La société civile de Watalinga tire la sonnette d’alarme face à la multiplication des services dits d’anti-fraude, tous focalisés sur le cacao, principale richesse agricole de cette chefferie située dans la province du Nord-Kivu. Elle redoute une recrudescence des tracasseries administratives et des pressions sur les producteurs locaux, déjà fragilisés par un contexte économique et sécuritaire difficile.
Selon cette structure citoyenne, un nouveau service dénommé Task Force serait sur le point d’être déployé dans l’entité pour appuyer ceux déjà existants, en application d’un arrêté du gouverneur provincial.
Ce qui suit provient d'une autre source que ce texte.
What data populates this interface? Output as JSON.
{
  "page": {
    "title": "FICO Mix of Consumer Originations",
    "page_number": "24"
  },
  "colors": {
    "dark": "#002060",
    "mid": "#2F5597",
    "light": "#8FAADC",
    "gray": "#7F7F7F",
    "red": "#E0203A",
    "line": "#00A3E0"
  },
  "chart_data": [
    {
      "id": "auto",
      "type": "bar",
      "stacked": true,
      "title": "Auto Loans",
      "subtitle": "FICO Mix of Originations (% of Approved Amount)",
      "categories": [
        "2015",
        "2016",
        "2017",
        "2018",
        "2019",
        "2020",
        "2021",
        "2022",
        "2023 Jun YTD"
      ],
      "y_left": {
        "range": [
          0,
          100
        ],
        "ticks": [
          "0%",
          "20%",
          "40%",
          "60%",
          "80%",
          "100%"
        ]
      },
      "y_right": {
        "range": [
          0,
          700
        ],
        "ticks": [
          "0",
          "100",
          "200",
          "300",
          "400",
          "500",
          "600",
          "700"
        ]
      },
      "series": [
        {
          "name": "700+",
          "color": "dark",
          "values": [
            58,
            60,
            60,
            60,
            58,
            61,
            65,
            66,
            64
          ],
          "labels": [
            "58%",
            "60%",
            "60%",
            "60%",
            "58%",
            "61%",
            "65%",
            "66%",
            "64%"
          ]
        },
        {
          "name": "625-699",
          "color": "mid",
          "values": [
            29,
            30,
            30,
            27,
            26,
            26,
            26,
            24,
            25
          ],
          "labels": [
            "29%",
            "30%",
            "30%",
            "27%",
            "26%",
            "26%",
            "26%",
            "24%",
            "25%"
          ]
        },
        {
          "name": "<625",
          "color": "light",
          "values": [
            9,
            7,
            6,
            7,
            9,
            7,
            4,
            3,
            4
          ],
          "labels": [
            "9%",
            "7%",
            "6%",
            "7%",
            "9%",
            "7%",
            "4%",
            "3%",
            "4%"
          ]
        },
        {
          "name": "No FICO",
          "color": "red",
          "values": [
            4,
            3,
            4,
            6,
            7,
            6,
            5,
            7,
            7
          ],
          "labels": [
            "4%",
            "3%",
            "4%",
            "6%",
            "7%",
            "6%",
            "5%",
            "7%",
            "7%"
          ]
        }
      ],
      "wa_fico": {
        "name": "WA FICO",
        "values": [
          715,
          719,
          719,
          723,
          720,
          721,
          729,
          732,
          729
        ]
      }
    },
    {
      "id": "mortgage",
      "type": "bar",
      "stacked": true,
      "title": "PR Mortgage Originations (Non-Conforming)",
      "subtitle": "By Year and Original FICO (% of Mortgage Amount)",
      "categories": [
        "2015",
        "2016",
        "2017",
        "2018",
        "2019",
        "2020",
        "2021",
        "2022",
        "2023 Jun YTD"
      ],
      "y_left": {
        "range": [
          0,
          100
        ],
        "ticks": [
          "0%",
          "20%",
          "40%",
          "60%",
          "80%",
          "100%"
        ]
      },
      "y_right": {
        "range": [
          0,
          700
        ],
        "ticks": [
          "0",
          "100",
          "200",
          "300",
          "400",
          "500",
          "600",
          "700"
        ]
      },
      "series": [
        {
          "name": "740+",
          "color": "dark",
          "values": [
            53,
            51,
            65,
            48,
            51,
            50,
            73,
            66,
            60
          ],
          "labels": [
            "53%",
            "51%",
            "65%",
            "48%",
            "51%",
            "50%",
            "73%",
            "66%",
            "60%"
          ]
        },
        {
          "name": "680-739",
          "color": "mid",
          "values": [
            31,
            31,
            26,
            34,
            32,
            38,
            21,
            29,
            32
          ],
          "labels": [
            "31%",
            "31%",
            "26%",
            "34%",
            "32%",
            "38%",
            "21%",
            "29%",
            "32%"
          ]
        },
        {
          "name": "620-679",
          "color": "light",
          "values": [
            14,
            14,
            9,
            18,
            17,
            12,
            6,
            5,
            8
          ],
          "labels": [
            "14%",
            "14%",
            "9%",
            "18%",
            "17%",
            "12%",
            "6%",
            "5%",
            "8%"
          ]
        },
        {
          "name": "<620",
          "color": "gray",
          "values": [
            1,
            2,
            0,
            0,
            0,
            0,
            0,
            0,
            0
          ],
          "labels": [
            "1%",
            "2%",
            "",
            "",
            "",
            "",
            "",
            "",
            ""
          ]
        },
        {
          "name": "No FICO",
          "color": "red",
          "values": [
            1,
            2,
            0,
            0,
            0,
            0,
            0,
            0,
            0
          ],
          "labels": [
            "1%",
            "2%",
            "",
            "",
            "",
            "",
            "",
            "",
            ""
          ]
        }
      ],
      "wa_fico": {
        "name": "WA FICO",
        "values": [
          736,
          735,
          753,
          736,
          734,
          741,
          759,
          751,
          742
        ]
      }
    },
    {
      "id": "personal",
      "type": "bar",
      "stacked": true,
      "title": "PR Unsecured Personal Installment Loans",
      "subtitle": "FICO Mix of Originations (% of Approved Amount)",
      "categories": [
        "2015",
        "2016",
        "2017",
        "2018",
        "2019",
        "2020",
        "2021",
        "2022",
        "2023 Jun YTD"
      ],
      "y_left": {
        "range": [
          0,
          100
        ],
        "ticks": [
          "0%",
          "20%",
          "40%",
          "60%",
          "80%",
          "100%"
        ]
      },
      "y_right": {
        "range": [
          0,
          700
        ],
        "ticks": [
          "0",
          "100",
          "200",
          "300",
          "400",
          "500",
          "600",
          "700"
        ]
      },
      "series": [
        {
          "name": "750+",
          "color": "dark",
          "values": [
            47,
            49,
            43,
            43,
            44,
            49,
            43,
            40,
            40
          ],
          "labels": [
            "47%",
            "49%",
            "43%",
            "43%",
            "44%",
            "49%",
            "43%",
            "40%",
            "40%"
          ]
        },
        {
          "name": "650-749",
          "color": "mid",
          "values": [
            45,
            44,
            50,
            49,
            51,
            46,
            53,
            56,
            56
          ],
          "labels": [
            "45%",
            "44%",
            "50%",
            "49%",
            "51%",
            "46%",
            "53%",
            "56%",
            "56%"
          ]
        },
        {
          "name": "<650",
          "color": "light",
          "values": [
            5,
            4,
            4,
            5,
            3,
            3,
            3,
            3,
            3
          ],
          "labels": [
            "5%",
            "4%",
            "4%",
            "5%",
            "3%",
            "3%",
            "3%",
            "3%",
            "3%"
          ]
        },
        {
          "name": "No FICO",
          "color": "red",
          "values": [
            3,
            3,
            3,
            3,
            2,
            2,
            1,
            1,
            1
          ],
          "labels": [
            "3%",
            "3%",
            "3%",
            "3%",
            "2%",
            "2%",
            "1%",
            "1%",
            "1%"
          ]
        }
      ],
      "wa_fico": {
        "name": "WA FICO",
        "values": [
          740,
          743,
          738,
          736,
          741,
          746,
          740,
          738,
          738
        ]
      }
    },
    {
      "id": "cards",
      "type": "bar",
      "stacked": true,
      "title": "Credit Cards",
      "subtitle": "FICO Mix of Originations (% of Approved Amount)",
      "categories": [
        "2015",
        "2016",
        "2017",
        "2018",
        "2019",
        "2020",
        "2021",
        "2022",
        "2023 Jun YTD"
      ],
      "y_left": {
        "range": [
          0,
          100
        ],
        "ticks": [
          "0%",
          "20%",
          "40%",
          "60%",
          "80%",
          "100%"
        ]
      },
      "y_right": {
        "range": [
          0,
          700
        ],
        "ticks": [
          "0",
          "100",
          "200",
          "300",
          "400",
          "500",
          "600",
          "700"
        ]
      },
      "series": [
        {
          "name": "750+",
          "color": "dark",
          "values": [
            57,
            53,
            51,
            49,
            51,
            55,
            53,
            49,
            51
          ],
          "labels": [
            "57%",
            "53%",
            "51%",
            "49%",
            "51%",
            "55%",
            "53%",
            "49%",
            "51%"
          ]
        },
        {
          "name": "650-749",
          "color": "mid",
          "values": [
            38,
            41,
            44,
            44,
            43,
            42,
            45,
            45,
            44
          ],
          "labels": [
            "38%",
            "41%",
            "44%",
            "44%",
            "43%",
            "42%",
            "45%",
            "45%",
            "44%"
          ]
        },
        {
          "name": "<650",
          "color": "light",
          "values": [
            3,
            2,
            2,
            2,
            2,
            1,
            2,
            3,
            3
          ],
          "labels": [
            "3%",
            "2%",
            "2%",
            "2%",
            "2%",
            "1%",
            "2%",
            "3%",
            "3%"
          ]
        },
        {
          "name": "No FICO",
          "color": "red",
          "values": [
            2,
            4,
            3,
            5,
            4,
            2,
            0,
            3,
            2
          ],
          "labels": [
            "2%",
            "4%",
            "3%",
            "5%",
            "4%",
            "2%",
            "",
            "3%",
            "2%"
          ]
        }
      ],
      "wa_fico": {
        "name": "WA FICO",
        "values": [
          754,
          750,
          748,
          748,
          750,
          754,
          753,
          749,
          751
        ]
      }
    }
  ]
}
Une décision jugée incompréhensible par les acteurs communautaires, qui estiment que la présence de multiples services ne fait qu’aggraver les difficultés sur le terrain.
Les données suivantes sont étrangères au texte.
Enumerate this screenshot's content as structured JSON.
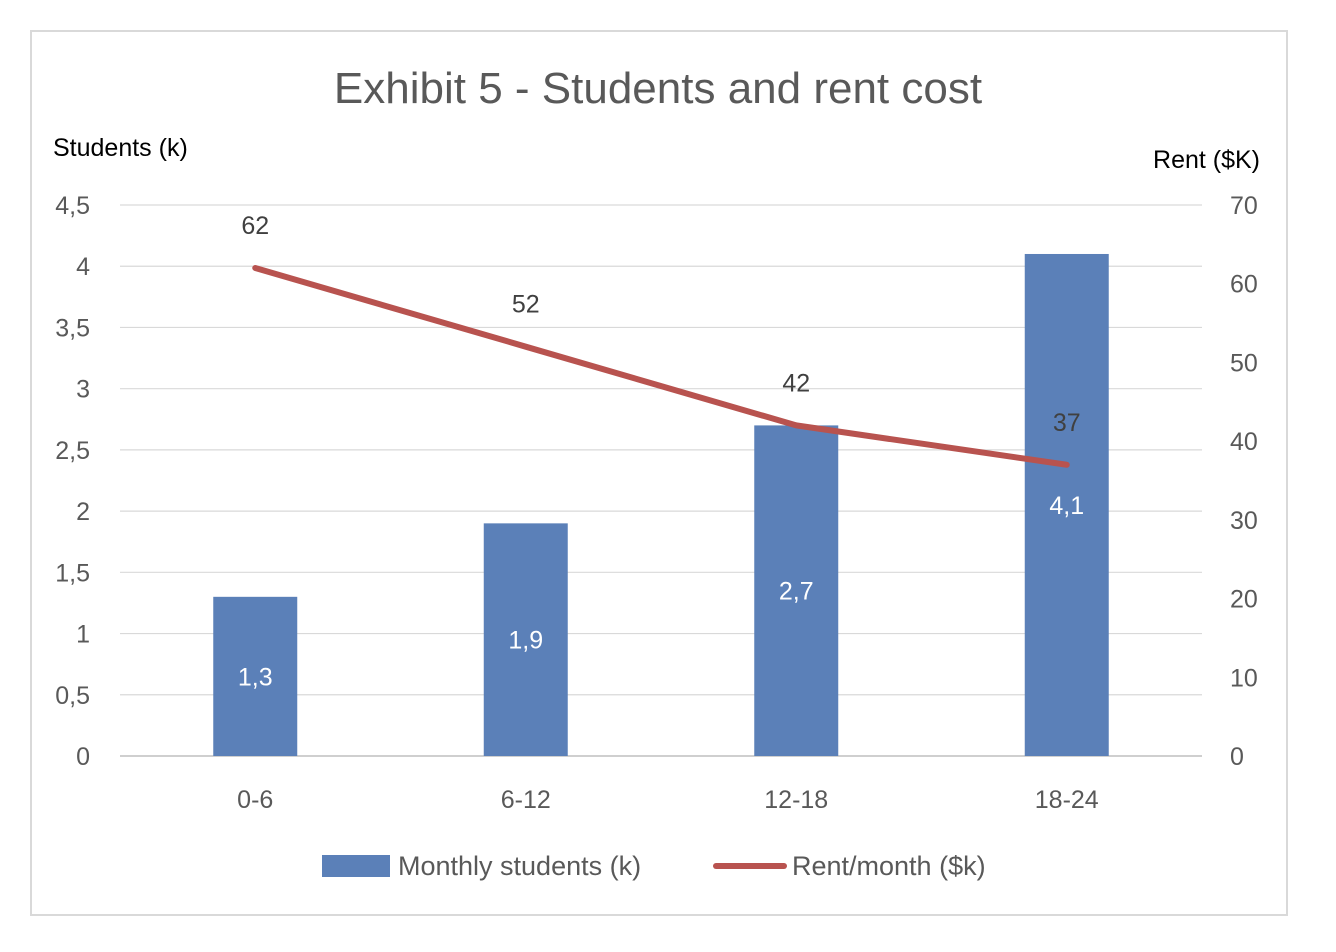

« Nous ne comprenons pas l’opportunité d’ajouter un service supplémentaire alors que plusieurs autres sont déjà opérationnels », s’inquiète Mabele Musaidi, premier vice-président de la société civile de Watalinga. Pour lui, cette prolifération d’intervenants crée un climat de confusion et de méfiance au sein de la filière.
La structure citoyenne cite notamment la T2, la DCF, le détachement de l’auditorat militaire ainsi que l’ONAPAC, tous actifs dans le contrôle de la production et de la commercialisation du cacao. Une concentration d’acteurs qui, selon elle, ne favorise ni l’encadrement des producteurs ni une lutte efficace contre la fraude, mais ouvre plutôt la voie aux abus et aux pratiques illégales.
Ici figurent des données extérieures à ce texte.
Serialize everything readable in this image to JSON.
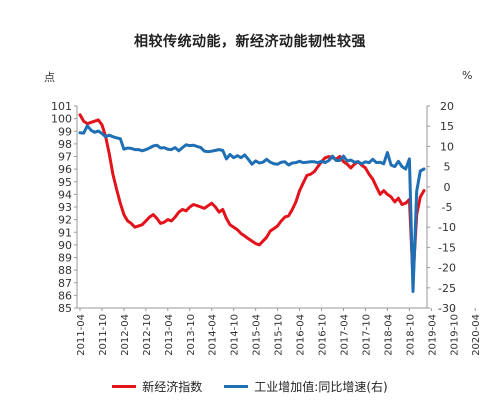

« À force de multiplier les contrôles sans coordination claire, ce sont les cultivateurs qui en paient le prix, à travers des taxes informelles, des intimidations et des blocages répétés », déplore un autre acteur communautaire. Une situation qui décourage les producteurs et menace directement la rentabilité de cette culture stratégique.
Face à cette réalité, la société civile de Watalinga appelle les autorités provinciales à clarifier les missions de chaque service et à éviter toute mesure susceptible d’asphyxier les acteurs de la filière cacao, pilier de l’économie locale. Elle plaide pour une approche concertée, fondée sur la transparence, la rationalisation des contrôles et un accompagnement réel des producteurs.
Pour les habitants de Watalinga, préserver la filière cacao ne passe pas par une multiplication des barrières administratives, mais par la mise en place d’un environnement sain, respectueux et favorable au développement local. Un cadre indispensable pour garantir la survie économique de milliers de ménages dépendant directement de cette culture.